Nearly eight years ago, in November 2018, a favorite poetry journal, The Orchards, published that poem, “Antique Absinthe Glasses, Inverted, on a Window Ledge.” I included the poem in my third collection, Concertina, in 2019.
Last summer, I received a surprise email through my blog from a gentleman in Allahabad, India, Mr. Rochak Agarwal, a poet, an author and the proprietor of a company called Urban Ganges. This niche venture makes reed diffusers. Mr. Agarwal also has an active practice of reviewing poetry on his site The Poetry Reviewer. His email read, in part, “I read your poem A Cache of Antique Postcards . It moved me in a way that inspired something unexpected. I wish to make a reed diffuser on your poem. A kind reply would highly oblige me.”

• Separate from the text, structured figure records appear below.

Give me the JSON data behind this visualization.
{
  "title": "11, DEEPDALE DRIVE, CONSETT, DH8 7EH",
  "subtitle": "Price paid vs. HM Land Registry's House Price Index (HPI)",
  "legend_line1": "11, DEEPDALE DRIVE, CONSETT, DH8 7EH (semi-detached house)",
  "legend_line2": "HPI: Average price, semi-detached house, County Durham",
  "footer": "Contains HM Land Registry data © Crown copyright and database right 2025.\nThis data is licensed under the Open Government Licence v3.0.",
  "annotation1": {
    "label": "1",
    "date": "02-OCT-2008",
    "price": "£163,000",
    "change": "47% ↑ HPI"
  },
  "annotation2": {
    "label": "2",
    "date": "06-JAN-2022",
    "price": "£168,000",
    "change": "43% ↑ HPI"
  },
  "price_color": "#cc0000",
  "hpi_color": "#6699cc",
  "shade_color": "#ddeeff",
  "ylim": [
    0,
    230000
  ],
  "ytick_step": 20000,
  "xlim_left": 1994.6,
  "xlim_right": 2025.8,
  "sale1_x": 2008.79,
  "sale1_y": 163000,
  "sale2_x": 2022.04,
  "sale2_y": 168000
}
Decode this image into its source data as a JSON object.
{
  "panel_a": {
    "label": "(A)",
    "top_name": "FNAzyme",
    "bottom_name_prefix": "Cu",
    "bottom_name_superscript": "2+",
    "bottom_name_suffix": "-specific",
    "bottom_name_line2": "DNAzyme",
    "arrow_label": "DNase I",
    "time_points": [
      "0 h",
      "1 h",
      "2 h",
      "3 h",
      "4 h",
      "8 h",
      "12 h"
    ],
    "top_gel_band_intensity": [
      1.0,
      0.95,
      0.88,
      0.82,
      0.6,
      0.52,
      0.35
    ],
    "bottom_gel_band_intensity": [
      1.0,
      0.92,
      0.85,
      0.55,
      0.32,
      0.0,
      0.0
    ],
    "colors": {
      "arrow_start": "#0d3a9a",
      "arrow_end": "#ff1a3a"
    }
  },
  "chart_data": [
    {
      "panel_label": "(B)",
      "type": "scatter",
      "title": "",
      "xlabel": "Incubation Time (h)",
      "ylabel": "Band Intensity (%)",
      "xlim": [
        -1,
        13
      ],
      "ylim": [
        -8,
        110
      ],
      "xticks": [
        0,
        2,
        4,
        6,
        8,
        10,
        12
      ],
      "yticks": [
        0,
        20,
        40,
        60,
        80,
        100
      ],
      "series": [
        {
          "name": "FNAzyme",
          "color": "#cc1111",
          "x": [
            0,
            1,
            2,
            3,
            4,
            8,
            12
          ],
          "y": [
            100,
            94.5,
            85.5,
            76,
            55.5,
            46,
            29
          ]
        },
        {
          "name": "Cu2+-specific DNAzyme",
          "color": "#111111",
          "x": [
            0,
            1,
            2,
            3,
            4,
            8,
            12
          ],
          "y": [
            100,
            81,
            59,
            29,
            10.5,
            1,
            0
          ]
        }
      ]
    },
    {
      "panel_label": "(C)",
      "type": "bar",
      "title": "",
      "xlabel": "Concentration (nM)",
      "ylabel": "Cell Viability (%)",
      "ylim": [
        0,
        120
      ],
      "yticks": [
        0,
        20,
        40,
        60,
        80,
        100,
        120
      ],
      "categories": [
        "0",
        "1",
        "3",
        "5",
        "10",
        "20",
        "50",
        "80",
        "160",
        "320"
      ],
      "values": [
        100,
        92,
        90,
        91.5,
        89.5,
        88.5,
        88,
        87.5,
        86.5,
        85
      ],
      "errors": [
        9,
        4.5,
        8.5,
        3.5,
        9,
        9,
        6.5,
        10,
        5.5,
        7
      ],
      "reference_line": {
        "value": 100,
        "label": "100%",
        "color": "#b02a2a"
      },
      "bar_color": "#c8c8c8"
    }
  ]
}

A few emails later, and I agreed. I am so glad that I did! I was able to choose the fragrance–combined Sandalwood and Rose. And so, since last autumn, I have been enjoying the unexpected fruit of this collaboration in my office. When I sit down to submit poems to journals–a process necessarily rife with rejection–I take a deep breath filled with fragrance and remind myself that “One just never knows how and when a poem with land.”

This experience of cross-pollination inspired my poem for today, “Distillation.” In the past year alone, Urban Ganges has added many fragrances paired with many poems to their catalog. Perhaps one of your own favorite short poems is part of their line-up? I also enjoy their motto: “When words fade, fragrance speaks the verse.”